The two important things (these are both quotes from R7RS, both from section 1.1 are these:
Scheme is a statically scoped programming language. Each use of a variable is associated with a lexically apparent binding of that variable.
and
All objects created in the course of a Scheme computation, including procedures and continuations, have unlimited extent.
What this means is that Scheme is a language with lexical scope and indefinite extent: any variable binding exists for as long as there is possibility of reference. And, conveniently, you can always tell statically (ie by reading the code) what bindings a bit of code may refer to.
And the important thing here is that these rules are absurdly simple: there are no weird special cases. If a reference to a variable binding is visible in a bit of code, which you can tell by looking at the code, then it is visible. It's not visible only sometimes, or only during some interval, or only if the Moon is gibbous: it's visible.
But the implication of the rules is that procedures, somehow, need to remember all the bindings that they reference or may reference and which were in scope when they were created. Because scope is static it is always possible to determine which bindings are in scope (disclaimer: I'm not sure how this works formally for global bindings).
So then the very old-fashioned definition of a closure would be a procedure defined in a scope in which bindings to which it refers exist. This would be a closure:
(define x
(let ((y 1))
(λ (z)
(set! y (+ y z))
y)))
And this procedure would return a closure:
(define make-incrementor
(λ (val)
(λ ()
(let ((v val))
(set! val (+ val 1))
v))))
But you can see that in both cases the behaviour of these things just follows immediately from the scope and extent rules of the language: there's no special 'this is a closure' rule.
In the first case the function which ends up as the value of x
both refers to and mutates the binding of y
as well as referring to the binding of z
established when it was called.
In the second case, calling make-incrementor
establishes a binding for val
, which binding is then referred to and mutated by the function that it returns.
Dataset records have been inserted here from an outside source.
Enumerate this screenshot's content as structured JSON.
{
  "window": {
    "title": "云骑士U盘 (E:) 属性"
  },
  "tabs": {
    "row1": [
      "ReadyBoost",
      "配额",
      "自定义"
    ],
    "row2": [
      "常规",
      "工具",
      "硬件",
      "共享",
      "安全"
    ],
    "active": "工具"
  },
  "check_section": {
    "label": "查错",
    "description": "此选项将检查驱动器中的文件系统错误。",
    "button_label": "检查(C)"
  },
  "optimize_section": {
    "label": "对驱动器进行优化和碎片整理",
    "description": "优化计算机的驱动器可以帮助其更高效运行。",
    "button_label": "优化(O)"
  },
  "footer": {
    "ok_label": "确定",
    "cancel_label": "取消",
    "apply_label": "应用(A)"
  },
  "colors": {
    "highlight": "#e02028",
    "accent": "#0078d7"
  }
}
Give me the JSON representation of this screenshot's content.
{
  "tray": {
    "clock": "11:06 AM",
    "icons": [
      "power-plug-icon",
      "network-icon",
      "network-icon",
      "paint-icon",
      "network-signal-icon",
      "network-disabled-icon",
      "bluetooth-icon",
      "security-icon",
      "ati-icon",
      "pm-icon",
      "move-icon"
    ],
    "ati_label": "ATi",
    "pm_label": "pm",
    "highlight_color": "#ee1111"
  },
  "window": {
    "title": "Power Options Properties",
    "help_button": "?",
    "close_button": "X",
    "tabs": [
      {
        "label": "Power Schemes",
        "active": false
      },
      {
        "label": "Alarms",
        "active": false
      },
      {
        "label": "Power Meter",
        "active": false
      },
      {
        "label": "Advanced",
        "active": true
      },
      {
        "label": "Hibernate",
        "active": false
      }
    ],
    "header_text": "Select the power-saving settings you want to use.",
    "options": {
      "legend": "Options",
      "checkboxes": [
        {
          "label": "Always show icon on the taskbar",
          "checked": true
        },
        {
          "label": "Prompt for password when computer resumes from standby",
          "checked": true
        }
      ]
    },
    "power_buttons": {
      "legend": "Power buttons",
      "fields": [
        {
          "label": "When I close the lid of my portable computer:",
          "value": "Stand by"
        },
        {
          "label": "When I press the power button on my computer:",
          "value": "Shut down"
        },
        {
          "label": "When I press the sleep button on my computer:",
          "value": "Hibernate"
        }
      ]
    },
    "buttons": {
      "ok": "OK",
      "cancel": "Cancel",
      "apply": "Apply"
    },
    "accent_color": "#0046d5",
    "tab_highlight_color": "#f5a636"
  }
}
I'm never sure if it helps to understand things to turn all the let
s into λ
s, but the second thing turns into
(define make-incrementor
(λ (val)
(λ ()
((λ (v)
(set! val (+ val 1))
v)
val))))
And you can see now that the function returned by make-incrementor
, when called, now immediately calls another function which binds v
solely to its argument, which itself is the value of the binding established by make-incrementor
: it's doing this simply to keep hold of the pre-increment value of that binding of course.
Again, the rules are simple: you can just look at the code and see what it does. There is no special 'closure' case.
If you actually do want the formal semantics that gives rise to this, then 7.2 of R7RS has the formal semantics of the language.
Solution 2:
A closure is a pair of a pointer to some code and a pointer to the environment the code should be evaluated in, which is the same as the environment the closure was created in.
The presence of closures in the language makes the environment look like a tree. Without closures the environment is like a stack. This is how the environment was in the first lisp systems. Stallman stated he chose dynamic environment in elisp because the static environment was hard to understand at the time (1986).
The closures are one of the most central concepts of computation and they allow the derivation of many other concepts like coroutines, fibers, continuations, threads, thunks to delay, etc etc.